The answer is simple and not, I suspect, much understood outside the armed forces and those who have been lucky enough to serve in them. In no other army in the world can a soldier depend on the men around him in the way that he can in the British Army. From Waterloo to Alamein, from Goose Green to the Euphrates, from Bosnia to Basra and Helmand, British soldiers and commandos have proved time again that they can face tremendous odds and triumph. A soldier will likely say that the key to that confidence is their discipline and training. It is therefore a matter of the first importance that the system that produces young men and women of that calibre must not be altered in such a way that it will produce only pale imitations of what is required.
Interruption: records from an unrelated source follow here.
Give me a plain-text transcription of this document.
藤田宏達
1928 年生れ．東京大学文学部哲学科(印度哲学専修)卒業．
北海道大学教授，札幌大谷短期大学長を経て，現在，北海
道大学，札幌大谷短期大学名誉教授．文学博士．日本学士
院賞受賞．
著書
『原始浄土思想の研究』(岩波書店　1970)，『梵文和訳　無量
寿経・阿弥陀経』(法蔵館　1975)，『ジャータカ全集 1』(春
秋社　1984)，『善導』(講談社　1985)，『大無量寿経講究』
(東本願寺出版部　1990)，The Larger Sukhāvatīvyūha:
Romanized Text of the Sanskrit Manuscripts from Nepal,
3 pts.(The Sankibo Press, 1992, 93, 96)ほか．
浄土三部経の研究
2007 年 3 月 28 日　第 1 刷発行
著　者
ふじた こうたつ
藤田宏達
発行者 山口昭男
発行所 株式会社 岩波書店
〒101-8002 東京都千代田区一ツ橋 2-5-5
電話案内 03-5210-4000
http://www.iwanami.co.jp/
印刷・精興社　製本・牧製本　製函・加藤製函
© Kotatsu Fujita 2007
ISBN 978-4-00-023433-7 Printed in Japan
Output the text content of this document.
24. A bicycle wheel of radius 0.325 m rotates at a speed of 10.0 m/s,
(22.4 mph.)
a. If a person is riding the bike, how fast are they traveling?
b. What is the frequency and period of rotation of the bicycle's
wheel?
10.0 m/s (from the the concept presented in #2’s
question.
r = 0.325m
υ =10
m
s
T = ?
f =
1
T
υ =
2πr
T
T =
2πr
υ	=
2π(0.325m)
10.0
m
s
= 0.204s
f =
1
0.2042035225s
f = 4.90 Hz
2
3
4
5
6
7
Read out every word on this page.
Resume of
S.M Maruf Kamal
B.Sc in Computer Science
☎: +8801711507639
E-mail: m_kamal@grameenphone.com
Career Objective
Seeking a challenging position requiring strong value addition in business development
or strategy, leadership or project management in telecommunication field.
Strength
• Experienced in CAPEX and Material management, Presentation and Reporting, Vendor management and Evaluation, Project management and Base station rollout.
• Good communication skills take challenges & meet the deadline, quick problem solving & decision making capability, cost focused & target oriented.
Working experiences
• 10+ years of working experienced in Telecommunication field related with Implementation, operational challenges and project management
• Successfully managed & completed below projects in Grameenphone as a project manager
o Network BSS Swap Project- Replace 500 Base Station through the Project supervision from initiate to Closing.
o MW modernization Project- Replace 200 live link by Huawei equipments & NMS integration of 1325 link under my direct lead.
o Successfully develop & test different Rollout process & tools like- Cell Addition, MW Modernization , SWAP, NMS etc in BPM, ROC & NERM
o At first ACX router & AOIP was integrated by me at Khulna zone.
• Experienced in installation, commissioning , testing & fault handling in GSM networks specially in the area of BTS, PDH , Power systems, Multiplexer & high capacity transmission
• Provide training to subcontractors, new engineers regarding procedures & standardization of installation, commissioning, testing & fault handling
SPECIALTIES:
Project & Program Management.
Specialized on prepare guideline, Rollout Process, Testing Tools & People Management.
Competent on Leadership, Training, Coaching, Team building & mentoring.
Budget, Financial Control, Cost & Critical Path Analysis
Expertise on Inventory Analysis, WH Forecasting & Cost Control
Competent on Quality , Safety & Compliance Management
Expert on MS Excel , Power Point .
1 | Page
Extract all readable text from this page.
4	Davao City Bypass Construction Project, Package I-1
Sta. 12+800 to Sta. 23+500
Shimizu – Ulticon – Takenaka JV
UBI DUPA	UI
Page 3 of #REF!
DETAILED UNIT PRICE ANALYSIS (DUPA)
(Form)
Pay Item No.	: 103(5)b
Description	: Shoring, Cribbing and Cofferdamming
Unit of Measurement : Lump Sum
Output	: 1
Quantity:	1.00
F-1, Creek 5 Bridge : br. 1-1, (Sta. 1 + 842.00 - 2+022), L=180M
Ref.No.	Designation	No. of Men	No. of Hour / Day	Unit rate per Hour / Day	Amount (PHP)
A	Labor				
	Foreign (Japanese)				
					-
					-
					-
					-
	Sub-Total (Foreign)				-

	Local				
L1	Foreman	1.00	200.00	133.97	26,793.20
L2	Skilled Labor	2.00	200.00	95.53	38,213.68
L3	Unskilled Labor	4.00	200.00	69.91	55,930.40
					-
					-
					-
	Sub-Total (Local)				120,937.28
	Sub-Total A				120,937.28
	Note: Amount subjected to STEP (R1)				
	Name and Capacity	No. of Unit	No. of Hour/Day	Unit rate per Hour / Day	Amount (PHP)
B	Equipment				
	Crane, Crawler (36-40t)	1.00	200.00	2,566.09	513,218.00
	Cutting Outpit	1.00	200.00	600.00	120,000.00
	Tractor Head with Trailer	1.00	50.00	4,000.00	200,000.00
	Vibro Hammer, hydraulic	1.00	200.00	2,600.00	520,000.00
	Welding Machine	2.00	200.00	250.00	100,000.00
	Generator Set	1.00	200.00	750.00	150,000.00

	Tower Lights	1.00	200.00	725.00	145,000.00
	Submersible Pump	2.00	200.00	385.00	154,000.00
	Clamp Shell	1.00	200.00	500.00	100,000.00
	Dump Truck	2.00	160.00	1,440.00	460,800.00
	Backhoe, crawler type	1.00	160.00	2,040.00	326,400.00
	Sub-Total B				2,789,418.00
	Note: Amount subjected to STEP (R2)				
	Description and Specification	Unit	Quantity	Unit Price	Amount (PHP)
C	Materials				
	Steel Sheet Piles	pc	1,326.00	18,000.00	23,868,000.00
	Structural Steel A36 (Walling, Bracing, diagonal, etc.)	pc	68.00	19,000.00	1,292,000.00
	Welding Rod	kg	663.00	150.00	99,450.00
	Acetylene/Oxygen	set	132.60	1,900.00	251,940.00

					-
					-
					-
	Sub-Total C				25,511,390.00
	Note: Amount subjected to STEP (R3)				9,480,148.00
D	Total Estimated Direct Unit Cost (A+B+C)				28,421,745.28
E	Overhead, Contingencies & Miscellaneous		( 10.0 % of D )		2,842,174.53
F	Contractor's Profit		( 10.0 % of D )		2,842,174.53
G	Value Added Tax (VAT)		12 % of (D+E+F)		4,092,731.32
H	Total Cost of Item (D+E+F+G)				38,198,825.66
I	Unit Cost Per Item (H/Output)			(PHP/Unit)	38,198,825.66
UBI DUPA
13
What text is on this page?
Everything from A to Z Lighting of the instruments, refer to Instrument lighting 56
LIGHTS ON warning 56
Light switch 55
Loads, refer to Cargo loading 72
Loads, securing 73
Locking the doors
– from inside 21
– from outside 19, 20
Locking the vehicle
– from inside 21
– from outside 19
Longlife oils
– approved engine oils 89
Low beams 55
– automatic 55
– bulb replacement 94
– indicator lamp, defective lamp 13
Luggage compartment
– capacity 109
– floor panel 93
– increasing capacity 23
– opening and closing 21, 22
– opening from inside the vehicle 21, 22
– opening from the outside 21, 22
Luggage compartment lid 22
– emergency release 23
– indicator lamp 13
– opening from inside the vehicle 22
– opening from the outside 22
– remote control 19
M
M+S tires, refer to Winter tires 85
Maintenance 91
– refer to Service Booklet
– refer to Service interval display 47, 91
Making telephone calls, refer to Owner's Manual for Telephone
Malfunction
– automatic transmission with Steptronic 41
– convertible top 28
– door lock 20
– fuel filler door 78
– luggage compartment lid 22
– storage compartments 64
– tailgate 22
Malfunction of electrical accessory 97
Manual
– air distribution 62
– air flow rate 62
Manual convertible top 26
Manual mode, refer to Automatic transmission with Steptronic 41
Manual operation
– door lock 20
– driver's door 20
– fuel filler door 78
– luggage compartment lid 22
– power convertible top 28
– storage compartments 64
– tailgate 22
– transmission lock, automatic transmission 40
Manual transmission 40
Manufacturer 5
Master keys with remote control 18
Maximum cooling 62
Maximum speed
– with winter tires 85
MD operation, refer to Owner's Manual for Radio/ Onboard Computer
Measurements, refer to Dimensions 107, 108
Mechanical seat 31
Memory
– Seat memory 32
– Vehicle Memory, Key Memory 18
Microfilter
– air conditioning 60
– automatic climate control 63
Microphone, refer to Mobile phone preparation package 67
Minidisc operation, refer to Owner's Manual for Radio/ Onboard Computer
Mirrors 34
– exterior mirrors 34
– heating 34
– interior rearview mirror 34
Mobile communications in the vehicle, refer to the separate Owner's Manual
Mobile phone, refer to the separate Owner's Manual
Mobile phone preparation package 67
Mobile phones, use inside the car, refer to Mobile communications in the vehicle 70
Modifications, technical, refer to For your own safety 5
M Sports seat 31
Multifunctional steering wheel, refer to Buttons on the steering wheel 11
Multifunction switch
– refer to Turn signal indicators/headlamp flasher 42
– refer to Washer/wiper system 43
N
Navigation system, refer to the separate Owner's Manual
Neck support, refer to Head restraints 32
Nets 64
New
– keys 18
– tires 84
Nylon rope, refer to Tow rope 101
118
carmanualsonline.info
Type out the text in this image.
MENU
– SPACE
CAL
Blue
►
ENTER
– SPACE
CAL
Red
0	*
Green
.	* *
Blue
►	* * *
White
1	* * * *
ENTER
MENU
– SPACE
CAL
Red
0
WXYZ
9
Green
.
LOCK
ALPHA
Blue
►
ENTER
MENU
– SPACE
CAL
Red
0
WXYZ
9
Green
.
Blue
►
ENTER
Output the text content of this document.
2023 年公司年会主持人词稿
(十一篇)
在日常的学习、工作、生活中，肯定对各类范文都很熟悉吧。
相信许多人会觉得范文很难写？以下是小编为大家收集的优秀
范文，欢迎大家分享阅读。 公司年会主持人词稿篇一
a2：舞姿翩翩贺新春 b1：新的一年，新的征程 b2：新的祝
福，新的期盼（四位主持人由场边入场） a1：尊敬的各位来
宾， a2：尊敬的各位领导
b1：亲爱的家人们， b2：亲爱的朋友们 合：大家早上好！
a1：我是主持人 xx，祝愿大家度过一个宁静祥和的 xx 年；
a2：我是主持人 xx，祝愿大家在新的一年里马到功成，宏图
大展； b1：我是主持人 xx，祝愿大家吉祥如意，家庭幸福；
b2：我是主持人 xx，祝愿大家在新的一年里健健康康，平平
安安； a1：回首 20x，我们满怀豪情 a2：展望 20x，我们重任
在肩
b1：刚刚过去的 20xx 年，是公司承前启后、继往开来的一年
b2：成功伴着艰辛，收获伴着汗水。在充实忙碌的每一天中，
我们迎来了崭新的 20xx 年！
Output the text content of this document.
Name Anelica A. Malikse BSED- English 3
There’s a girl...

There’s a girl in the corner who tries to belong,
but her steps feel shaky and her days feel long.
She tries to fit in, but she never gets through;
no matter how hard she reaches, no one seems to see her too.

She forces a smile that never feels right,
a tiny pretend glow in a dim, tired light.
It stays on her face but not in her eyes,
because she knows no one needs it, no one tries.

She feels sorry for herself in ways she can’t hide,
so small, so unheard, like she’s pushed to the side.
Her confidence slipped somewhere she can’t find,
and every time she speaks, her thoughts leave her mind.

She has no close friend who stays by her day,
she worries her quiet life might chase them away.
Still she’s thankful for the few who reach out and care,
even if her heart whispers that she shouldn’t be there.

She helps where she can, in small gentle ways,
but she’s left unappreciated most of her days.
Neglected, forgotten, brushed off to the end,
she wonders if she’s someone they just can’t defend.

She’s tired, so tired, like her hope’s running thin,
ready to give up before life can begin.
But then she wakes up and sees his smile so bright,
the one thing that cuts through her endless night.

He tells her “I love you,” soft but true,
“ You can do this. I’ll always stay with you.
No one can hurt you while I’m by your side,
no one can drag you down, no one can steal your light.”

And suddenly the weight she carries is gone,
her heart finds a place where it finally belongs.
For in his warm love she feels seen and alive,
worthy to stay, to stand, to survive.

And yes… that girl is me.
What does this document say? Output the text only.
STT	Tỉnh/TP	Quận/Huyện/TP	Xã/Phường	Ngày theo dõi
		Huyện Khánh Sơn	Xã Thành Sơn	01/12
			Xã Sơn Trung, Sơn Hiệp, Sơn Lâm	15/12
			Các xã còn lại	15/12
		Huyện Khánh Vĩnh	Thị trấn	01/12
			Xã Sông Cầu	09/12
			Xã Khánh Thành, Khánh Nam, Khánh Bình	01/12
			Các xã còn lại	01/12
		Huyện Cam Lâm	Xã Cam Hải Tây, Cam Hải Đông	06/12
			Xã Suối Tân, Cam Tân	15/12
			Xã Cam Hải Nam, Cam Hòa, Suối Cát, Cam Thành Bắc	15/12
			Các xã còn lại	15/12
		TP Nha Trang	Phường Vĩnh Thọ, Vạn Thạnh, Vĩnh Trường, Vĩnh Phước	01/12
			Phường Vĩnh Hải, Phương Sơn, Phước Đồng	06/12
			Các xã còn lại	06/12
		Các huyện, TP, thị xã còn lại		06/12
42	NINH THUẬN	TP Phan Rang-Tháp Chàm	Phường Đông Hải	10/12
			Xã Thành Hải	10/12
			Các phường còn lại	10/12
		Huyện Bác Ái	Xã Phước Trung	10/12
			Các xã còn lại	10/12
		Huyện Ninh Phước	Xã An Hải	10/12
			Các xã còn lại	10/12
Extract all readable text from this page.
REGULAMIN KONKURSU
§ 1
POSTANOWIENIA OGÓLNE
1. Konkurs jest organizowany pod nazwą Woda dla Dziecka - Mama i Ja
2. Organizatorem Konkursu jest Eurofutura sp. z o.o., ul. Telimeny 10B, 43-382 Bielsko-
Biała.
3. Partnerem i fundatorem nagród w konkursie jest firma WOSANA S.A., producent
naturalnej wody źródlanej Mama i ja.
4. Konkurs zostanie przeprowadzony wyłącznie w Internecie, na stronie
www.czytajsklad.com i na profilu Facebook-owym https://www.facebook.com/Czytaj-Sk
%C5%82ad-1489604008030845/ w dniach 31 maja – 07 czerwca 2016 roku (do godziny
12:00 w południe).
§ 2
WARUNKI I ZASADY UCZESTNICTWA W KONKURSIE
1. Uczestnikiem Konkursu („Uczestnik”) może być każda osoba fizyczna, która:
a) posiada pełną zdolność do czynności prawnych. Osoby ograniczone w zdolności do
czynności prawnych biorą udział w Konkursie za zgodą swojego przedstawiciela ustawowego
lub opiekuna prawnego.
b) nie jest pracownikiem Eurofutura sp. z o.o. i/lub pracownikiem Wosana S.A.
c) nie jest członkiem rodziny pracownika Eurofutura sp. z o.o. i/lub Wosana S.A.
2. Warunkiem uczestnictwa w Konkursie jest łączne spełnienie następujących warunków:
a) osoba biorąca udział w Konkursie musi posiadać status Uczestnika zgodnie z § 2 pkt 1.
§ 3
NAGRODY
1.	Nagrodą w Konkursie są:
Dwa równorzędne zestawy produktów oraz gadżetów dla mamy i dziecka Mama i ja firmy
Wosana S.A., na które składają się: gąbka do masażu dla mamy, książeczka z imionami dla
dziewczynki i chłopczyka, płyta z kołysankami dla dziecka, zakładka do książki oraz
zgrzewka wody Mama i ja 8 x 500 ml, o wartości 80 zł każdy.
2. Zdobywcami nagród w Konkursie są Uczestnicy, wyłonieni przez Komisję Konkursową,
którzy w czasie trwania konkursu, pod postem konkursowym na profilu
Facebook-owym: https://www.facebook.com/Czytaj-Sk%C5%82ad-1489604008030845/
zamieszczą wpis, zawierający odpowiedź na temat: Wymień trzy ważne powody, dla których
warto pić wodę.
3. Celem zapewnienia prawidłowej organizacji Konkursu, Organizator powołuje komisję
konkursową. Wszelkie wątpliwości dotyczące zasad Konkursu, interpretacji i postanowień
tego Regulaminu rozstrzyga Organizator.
So far the Army has held the line, but only just. It is a constant battle for all three services to fight off politically correct notions that are, rightly, anathema to the ethos of the armed forces. They require a very high standard of personal conduct, respect for the law, teamwork, cohesion, trust, and a highly developed sense of duty. After training, these men and women are no ordinary people, and they may well be asked to do extraordinary things. For the soldiers of today and tomorrow, as for their forebears, warfare will continue to represent the ultimate physical and moral challenge. They may have to take part in a terrifying contest of wills that inevitably leads to death, terror, bloodshed and destruction. They will encounter extreme danger, in rapidly changing circumstances, amid conditions of chaos and uncertainty. Their skills and the quality of their leadership, weapons and equipment will be severely tested.

Such operations can be sustained only by highly trained men and women, motivated by a service ethos and absolute confidence in their training, by pride in their traditions and institutions, by comradeship and an exceptional level of team spirit, by the emotional, intellectual and moral qualities that lead people to put their lives on the line, and of course by loyalty, patriotism, and an enduring belief in essentially British values and an unshakeable determination to defend them.

I remind the Minister of what Lord Wavell said in his famous lecture on generalship. His words are very apposite. He said:

“in the last resort, the end of all military training, the settling of all policy, the ordering of all weaponry and all that goes into the makings of the armed forces is that the deciding factor in battle will always be this: That sooner or later, private so-and-so will, of his own free will and in the face of great danger, uncertainty and chaos have to advance to his front in the face of the enemy.”

If all that goes wrong, after all the training, intensive preparation, provision of equipment and vast expenditure, the system has failed. So far it has not failed. The armed forces have never let us down, but the Prime Minister, the Chancellor of the Exchequer and the House must see to it that the state does not let them down by failing to resource them adequately for the hugely demanding tasks that are placed upon them. Although I am all for the Army adapting its recruiting to some vaguely woolly notions if it really feels it has to, it is important that we continue to get the outstanding young men and women whom we are so lucky to have in our armed forces, and that the training does indeed prepare them for what might come.

The Ministry of Defence made a huge mistake when it let the contract for recruiting to Capita, which has made a real pig’s ear of it. It was done much better and much more efficiently when the Ministry of Defence retained recruiting offices all over the country. They had vast local knowledge and were staffed by officers and senior non-commissioned officers, who were all highly experienced. They took the greatest possible trouble with the selection of recruits and were better able to guide those recruits towards well-thought-out careers. It is much more effective for the armed forces to leave recruiting to the military staff who actually know what is wanted.

I conclude by saying this: I do not mean to sound like a stick in the mud, but touchy-feely political correctness has absolutely no role whatever in the British Army. The services have so much to offer young men and women, many of whom join up to acquire very valuable skills, but all of whom, in their basic training and beyond, require courage, toughness, resilience and skill at arms. They are truly some of our very finest young men and women. I accept that the Army must do what it thinks it needs to do to get people to join, but I think it ought to be extremely cautious about the message that it sends outside.